Postprocessing for quantum random number generators: entropy evaluation and randomness extraction

TL;DR

This paper presents a framework for evaluating quantum randomness in QRNGs using min-entropy and demonstrates postprocessing methods with provable extractors to improve randomness quality.

Contribution

It introduces a generic min-entropy based evaluation framework and applies it to real QRNGs, along with implementing two provable randomness extractors.

Findings

Quantifies quantum randomness in real QRNGs using min-entropy.

Provides guidelines for QRNG data postprocessing.

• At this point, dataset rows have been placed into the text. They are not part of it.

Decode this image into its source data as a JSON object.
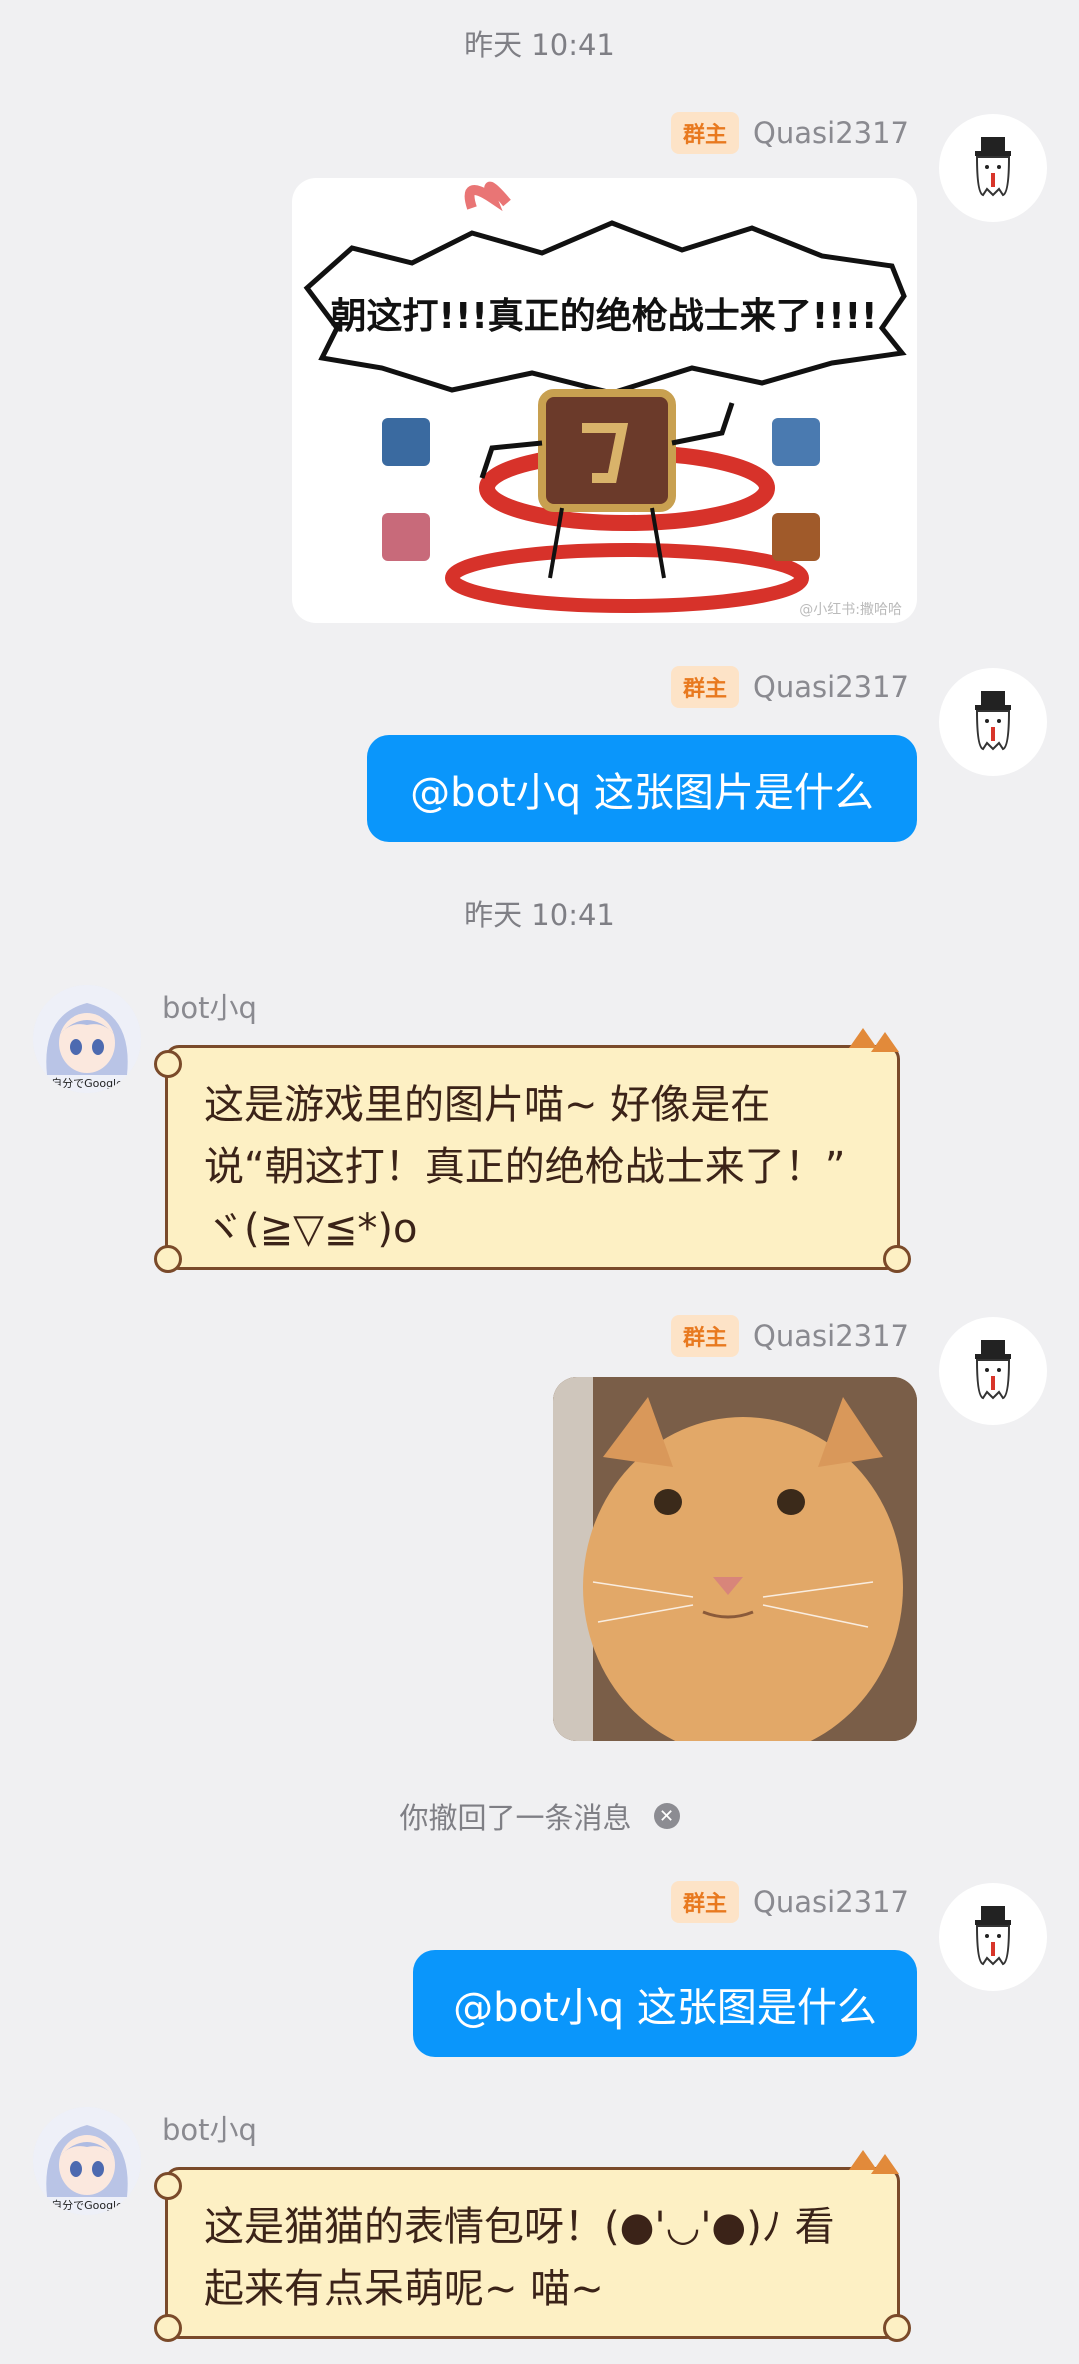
{
  "messages": {
    "ts1": "昨天 10:41",
    "ts2": "昨天 10:41",
    "owner_badge": "群主",
    "user_name": "Quasi2317",
    "bot_name": "bot小q",
    "meme_text": "朝这打!!!真正的绝枪战士来了!!!!",
    "meme_watermark": "@小红书:撒哈哈",
    "q1": "@bot小q 这张图片是什么",
    "a1": "这是游戏里的图片喵~ 好像是在说“朝这打！真正的绝枪战士来了！” ヾ(≧▽≦*)o",
    "recall": "你撤回了一条消息",
    "q2": "@bot小q 这张图是什么",
    "a2": "这是猫猫的表情包呀！(●'◡'●)ﾉ 看起来有点呆萌呢~ 喵~",
    "bot_avatar_caption": "自分でGoogle"
  },
  "colors": {
    "background": "#f0f0f2",
    "blue_bubble": "#0a96fb",
    "owner_badge_bg": "#fde3c7",
    "owner_badge_fg": "#e8791f",
    "cat_bubble_bg": "#fdf0c4",
    "cat_bubble_border": "#7a4a2a"
  },
  "icons": {
    "user_avatar": "top-hat-ghost-icon",
    "bot_avatar": "anime-girl-avatar",
    "recall_close": "close-icon"
  }
}
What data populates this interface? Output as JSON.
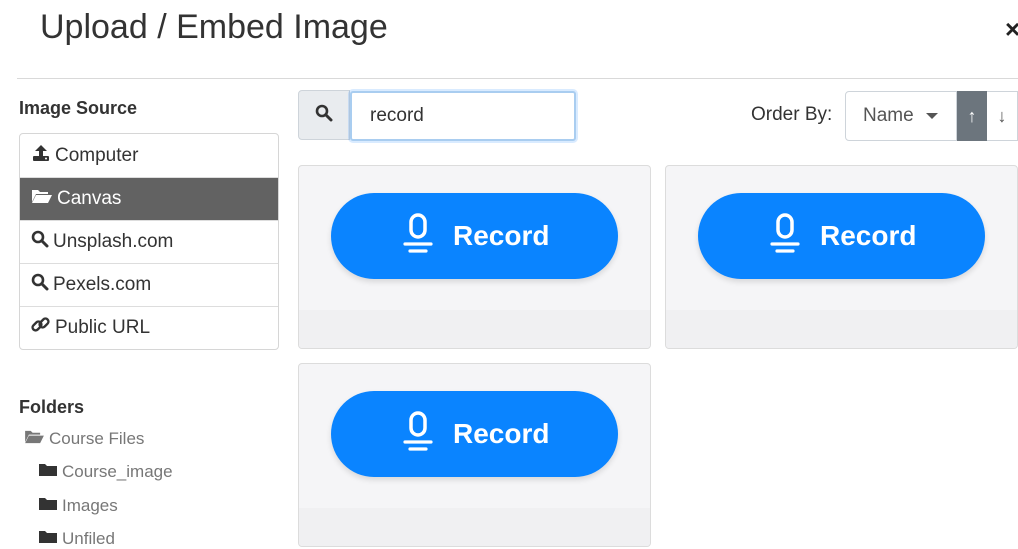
{
  "dialog": {
    "title": "Upload / Embed Image",
    "close_label": "×"
  },
  "sidebar": {
    "image_source_title": "Image Source",
    "sources": [
      {
        "label": "Computer",
        "icon": "upload-icon"
      },
      {
        "label": "Canvas",
        "icon": "folder-open-icon",
        "active": true
      },
      {
        "label": "Unsplash.com",
        "icon": "search-icon"
      },
      {
        "label": "Pexels.com",
        "icon": "search-icon"
      },
      {
        "label": "Public URL",
        "icon": "link-icon"
      }
    ],
    "folders_title": "Folders",
    "folders": [
      {
        "label": "Course Files",
        "icon": "folder-open-icon"
      },
      {
        "label": "Course_image",
        "icon": "folder-icon"
      },
      {
        "label": "Images",
        "icon": "folder-icon"
      },
      {
        "label": "Unfiled",
        "icon": "folder-icon"
      }
    ]
  },
  "search": {
    "value": "record",
    "icon": "search-icon"
  },
  "order": {
    "label": "Order By:",
    "selected": "Name",
    "asc_label": "↑",
    "desc_label": "↓"
  },
  "results": [
    {
      "label": "Record"
    },
    {
      "label": "Record"
    },
    {
      "label": "Record"
    }
  ],
  "colors": {
    "accent": "#0a84ff",
    "active_source_bg": "#626262"
  }
}
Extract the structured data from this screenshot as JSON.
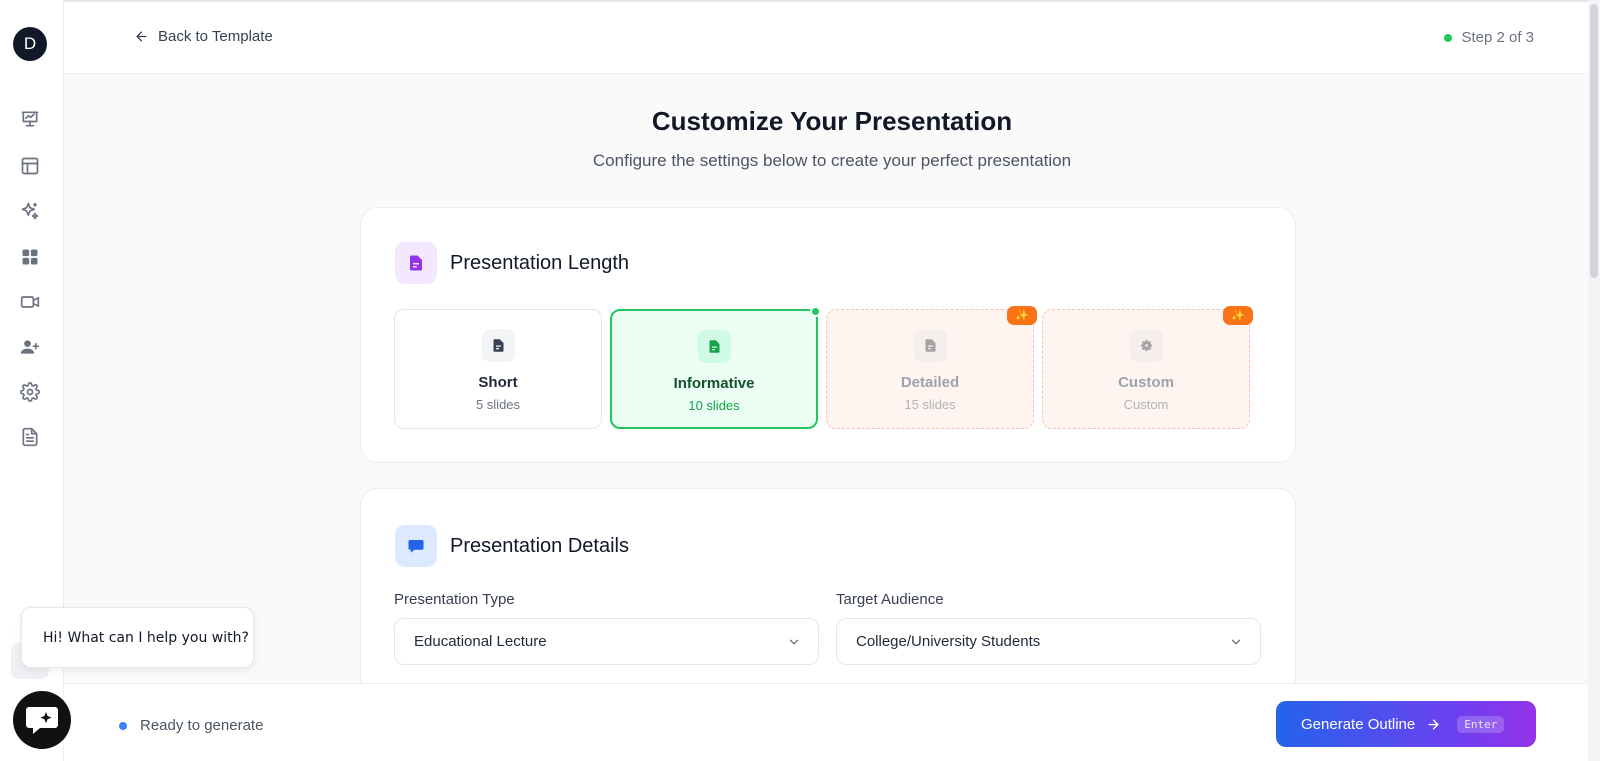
{
  "sidebar": {
    "avatar_letter": "D",
    "icons": [
      "presentation-chart-icon",
      "layout-template-icon",
      "sparkles-icon",
      "apps-grid-icon",
      "video-icon",
      "user-plus-icon",
      "settings-gear-icon",
      "document-icon"
    ]
  },
  "header": {
    "back_label": "Back to Template",
    "step_label": "Step 2 of 3"
  },
  "main": {
    "title": "Customize Your Presentation",
    "subtitle": "Configure the settings below to create your perfect presentation"
  },
  "length": {
    "title": "Presentation Length",
    "options": [
      {
        "label": "Short",
        "sub": "5 slides",
        "state": "default"
      },
      {
        "label": "Informative",
        "sub": "10 slides",
        "state": "selected"
      },
      {
        "label": "Detailed",
        "sub": "15 slides",
        "state": "locked"
      },
      {
        "label": "Custom",
        "sub": "Custom",
        "state": "locked"
      }
    ],
    "badge": "✨"
  },
  "details": {
    "title": "Presentation Details",
    "type_label": "Presentation Type",
    "type_value": "Educational Lecture",
    "audience_label": "Target Audience",
    "audience_value": "College/University Students"
  },
  "footer": {
    "status": "Ready to generate",
    "generate_label": "Generate Outline",
    "shortcut": "Enter"
  },
  "chat": {
    "greeting": "Hi! What can I help you with?"
  },
  "colors": {
    "accent_green": "#22c55e",
    "accent_blue": "#2563eb",
    "accent_purple": "#9333ea",
    "badge_orange": "#f97316"
  }
}
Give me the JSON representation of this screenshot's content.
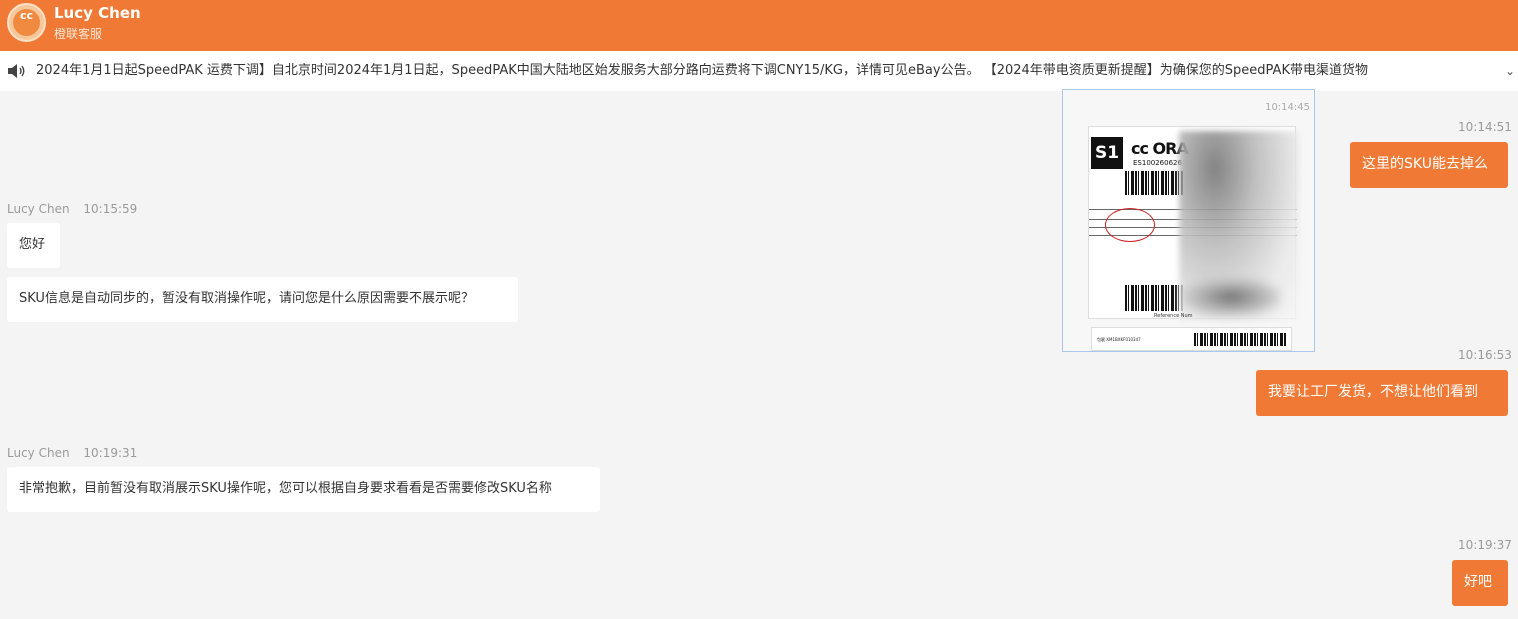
{
  "header": {
    "agent_name": "Lucy Chen",
    "agent_subtitle": "橙联客服",
    "avatar_icon": "orange-connect-logo"
  },
  "notice": {
    "icon": "speaker-icon",
    "text": "2024年1月1日起SpeedPAK 运费下调】自北京时间2024年1月1日起，SpeedPAK中国大陆地区始发服务大部分路向运费将下调CNY15/KG，详情可见eBay公告。 【2024年带电资质更新提醒】为确保您的SpeedPAK带电渠道货物",
    "expand_icon": "chevron-down-icon"
  },
  "messages": {
    "image_msg": {
      "time": "10:14:45",
      "label_s1": "S1",
      "label_logo": "ᴄᴄ ORA",
      "label_tracking": "ES100260626",
      "label_reference": "Reference Num",
      "label_bottom": "包裹 XM1BXKF010347"
    },
    "out1": {
      "time": "10:14:51",
      "text": "这里的SKU能去掉么"
    },
    "in1": {
      "sender": "Lucy Chen",
      "time": "10:15:59",
      "text": "您好"
    },
    "in2": {
      "text": "SKU信息是自动同步的，暂没有取消操作呢，请问您是什么原因需要不展示呢？"
    },
    "out2": {
      "time": "10:16:53",
      "text": "我要让工厂发货，不想让他们看到"
    },
    "in3": {
      "sender": "Lucy Chen",
      "time": "10:19:31",
      "text": "非常抱歉，目前暂没有取消展示SKU操作呢，您可以根据自身要求看看是否需要修改SKU名称"
    },
    "out3": {
      "time": "10:19:37",
      "text": "好吧"
    }
  },
  "colors": {
    "accent": "#f07a35",
    "background": "#f4f4f4",
    "bubble_in": "#ffffff"
  }
}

Implements two provable randomness extractors: Toeplitz-hashing and Trevisan's.

Abstract

Quantum random-number generators (QRNGs) can offer a means to generate information-theoretically provable random numbers, in principle. In practice, unfortunately, the quantum randomness is inevitably mixed with classical randomness due to classical noises. To distill this quantum randomness, one needs to quantify the randomness of the source and apply a randomness extractor. Here, we propose a generic framework for evaluating quantum randomness of real-life QRNGs by min-entropy, and apply it to two different existing quantum random-number systems in the literature. Moreover, we provide a guideline of QRNG data postprocessing for which we implement two information-theoretically provable randomness extractors: Toeplitz-hashing extractor and Trevisan's extractor.